Indian two-wheeler majors Hero MotoCorp and Bajaj Auto are the biggest beneficiaries of this surge and, between the two, they are estimated to control about half of the local market there
A booming economy driven by garment manufacturing in neighbouring Bangladesh is fuelling demand for two-wheelers, among other things.
India, the world’s biggest two-wheeler maker, has emerged the key gainer of this surge in demand.
The value of two-wheeler exports from India to Bangladesh jumped 50 per cent in FY18 to $277 million (Rs 1,900 crore), making it India's biggest export market, ahead of Sri Lanka.
The value of shipments to Bangladesh has more than doubled since FY16, when it was just $128 million.
Indian two-wheeler majors Hero MotoCorp and Bajaj Auto are the biggest beneficiaries of this surge and, between the two, they are estimated to control about half of the local market there.
The Indian duo is learnt to be fighting for a market leadership in the neighbouring nation. Bajaj Auto had been a market leader but that position is now threatened by Hero.
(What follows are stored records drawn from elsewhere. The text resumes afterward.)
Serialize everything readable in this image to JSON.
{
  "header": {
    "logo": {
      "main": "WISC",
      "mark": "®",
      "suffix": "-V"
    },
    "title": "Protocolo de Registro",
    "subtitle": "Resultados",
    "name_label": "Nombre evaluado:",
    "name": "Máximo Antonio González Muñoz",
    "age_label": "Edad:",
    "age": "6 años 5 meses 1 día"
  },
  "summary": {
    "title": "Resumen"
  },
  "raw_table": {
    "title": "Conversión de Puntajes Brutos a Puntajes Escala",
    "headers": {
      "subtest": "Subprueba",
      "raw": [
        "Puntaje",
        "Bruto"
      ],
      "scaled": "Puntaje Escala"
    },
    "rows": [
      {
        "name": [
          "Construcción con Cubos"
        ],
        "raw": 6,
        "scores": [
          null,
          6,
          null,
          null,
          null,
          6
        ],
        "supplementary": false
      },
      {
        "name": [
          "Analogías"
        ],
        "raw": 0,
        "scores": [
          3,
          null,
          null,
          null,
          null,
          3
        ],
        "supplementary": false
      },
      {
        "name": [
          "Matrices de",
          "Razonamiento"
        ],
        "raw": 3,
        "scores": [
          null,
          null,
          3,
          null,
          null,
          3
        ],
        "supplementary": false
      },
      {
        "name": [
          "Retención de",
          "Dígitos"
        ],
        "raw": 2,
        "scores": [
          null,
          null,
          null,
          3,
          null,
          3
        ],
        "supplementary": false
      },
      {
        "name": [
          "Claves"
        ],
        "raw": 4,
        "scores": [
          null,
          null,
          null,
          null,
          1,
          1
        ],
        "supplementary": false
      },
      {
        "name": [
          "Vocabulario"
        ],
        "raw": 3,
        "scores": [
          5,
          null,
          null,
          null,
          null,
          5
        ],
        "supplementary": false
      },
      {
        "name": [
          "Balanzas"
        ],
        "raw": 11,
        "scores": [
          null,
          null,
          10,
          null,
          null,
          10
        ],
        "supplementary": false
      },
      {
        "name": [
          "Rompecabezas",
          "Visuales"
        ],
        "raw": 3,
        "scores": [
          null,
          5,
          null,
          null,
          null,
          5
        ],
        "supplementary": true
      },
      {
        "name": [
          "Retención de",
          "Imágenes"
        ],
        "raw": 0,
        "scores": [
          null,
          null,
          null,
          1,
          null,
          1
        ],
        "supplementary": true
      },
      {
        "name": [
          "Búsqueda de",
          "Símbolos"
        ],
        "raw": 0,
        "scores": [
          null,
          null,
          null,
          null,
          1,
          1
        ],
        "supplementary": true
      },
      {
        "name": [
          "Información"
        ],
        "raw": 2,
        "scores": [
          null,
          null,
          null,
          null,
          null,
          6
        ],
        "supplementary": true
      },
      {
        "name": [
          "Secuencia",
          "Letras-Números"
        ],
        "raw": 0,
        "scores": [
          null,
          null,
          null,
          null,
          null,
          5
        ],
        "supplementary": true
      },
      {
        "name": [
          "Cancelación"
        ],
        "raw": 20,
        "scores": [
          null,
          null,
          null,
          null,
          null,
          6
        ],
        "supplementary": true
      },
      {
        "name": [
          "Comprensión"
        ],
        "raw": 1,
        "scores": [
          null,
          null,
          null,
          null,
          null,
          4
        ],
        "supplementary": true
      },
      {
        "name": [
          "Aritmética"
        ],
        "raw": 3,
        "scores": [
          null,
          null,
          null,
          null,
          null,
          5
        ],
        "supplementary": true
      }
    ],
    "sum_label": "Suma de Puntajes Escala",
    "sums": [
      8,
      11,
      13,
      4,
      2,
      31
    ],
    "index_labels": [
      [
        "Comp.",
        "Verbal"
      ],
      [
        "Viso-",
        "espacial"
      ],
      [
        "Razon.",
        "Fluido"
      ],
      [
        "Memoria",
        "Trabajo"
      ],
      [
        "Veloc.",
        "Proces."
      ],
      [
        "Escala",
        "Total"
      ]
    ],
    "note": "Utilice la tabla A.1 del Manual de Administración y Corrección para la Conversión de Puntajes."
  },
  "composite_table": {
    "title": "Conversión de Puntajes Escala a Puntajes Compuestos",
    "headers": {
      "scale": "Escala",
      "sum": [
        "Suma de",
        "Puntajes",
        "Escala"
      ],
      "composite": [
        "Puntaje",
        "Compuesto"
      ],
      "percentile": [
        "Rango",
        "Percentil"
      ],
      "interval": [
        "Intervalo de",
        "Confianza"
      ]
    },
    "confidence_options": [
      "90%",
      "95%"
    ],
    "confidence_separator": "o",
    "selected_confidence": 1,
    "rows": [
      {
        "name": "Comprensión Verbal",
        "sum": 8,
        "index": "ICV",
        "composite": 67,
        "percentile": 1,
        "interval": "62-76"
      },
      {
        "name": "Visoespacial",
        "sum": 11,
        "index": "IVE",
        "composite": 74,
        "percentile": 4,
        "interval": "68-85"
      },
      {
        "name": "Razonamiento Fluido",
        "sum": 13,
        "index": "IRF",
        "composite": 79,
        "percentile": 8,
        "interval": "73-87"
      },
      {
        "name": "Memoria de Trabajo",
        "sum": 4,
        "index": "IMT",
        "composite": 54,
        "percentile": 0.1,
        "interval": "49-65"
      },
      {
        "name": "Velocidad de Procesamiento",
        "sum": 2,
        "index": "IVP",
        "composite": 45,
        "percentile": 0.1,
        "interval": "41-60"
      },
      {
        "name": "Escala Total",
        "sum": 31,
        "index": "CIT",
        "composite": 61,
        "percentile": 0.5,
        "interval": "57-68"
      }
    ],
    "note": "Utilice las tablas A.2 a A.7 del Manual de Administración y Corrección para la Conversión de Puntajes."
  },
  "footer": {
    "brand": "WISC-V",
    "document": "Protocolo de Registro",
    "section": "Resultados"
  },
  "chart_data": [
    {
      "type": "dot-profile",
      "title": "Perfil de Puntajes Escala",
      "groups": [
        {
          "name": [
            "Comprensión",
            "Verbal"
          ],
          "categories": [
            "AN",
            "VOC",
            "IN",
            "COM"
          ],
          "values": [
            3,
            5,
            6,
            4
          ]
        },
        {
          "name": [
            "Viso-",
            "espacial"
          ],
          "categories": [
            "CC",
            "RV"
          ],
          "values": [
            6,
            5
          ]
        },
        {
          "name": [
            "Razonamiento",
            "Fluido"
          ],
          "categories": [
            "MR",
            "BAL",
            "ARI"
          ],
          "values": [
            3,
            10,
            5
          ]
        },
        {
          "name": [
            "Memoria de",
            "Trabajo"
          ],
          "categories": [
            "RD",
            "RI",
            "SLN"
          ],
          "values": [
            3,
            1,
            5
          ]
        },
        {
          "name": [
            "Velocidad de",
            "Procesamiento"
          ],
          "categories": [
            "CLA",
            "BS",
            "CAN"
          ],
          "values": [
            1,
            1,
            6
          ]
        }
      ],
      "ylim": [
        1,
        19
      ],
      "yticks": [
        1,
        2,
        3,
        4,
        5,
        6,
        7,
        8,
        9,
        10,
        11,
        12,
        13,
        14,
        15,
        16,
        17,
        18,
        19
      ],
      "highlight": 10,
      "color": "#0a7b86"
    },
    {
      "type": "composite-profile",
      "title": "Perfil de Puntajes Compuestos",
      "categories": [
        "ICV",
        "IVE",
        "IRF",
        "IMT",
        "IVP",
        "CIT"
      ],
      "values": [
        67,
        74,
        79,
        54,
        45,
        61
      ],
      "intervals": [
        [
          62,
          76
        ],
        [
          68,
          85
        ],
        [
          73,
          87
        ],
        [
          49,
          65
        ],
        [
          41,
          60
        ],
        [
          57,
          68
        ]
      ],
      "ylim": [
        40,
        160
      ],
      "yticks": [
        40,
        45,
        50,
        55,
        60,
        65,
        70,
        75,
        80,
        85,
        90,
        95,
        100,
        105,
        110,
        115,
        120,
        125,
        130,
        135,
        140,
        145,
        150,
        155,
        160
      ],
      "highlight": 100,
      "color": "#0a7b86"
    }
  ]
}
Bangladesh is estimated to have exported readymade garments worth $29 billion in the calendar year of 2017.
Riding on robust economic growth, the nation’s demand for motorcycles soared 50 per cent in 2017 to an estimated 360,000 units.
The high double-digit growth continues in 2018 as well.
Data available with the Union commerce ministry shows that Bangladesh was the only country in the top three export destinations to have seen a double-digit growth in two-wheeler exports.
The value of shipments to second biggest market Sri Lanka declined 3.5 per cent to $216 million.
Nepal, the third biggest market, saw a growth of just 3.7 per cent to $186 million.
India shipped two-wheelers worth $2 billion to 145 countries last year and Bangladesh alone accounted for 14 per cent of the exports.
To exploit the market effectively and remain competitive, Hero MotoCorp commissioned local manufacturing in Bangladesh.
HMCL Niloy Bangladesh Limited (HNBL) a joint venture company between Hero MotoCorp and Niloy Motors Limited, Bangladesh, set up a manufacturing unit at Jessore (Bangladesh). Hero holds 55 per cent equity in the unit that started commercial operations in June last year with a capacity of 150,000 units annually.
In FY18, HNBL reported unadjusted revenue of Rs 541 crore and a profit of Rs 77 crore, according to Hero’s annual report.
Bangladesh also happens to be India’s biggest market for truck exports, with shipments worth $232 million during FY18.
It also ranks among the top 20 markets for India in passenger vehicle exports.
A number of Indian companies have assembly units in Bangladesh.
Tata Motors has a joint venture assembly unit with Bangladesh’s Nitol Motors and sells commercial and passenger vehicles. Commercial vehicles major Ashok Leyland has an assembly unit in Bangladesh along with a local partner.
Sugato Sen, deputy director general at domestic automobile industry body Siam, said Bangladesh aspires to develop a local automobile manufacturing industry.
“They want to learn from India and partner with more and more Indian companies to step up local manufacturing,” he said.
Siam organised the first Indo-Bangla Automotive Show in February last year at Dhaka to strengthen the presence of Indian industry in Bangladesh.
The next edition of this show is scheduled to be held in February next year.
India's annual exports (all products combined) to Bangladesh stood at $8.46 billion in FY18. Of this, close to $600 million comes from exports of two-wheelers, trucks, passenger vehicles and buses.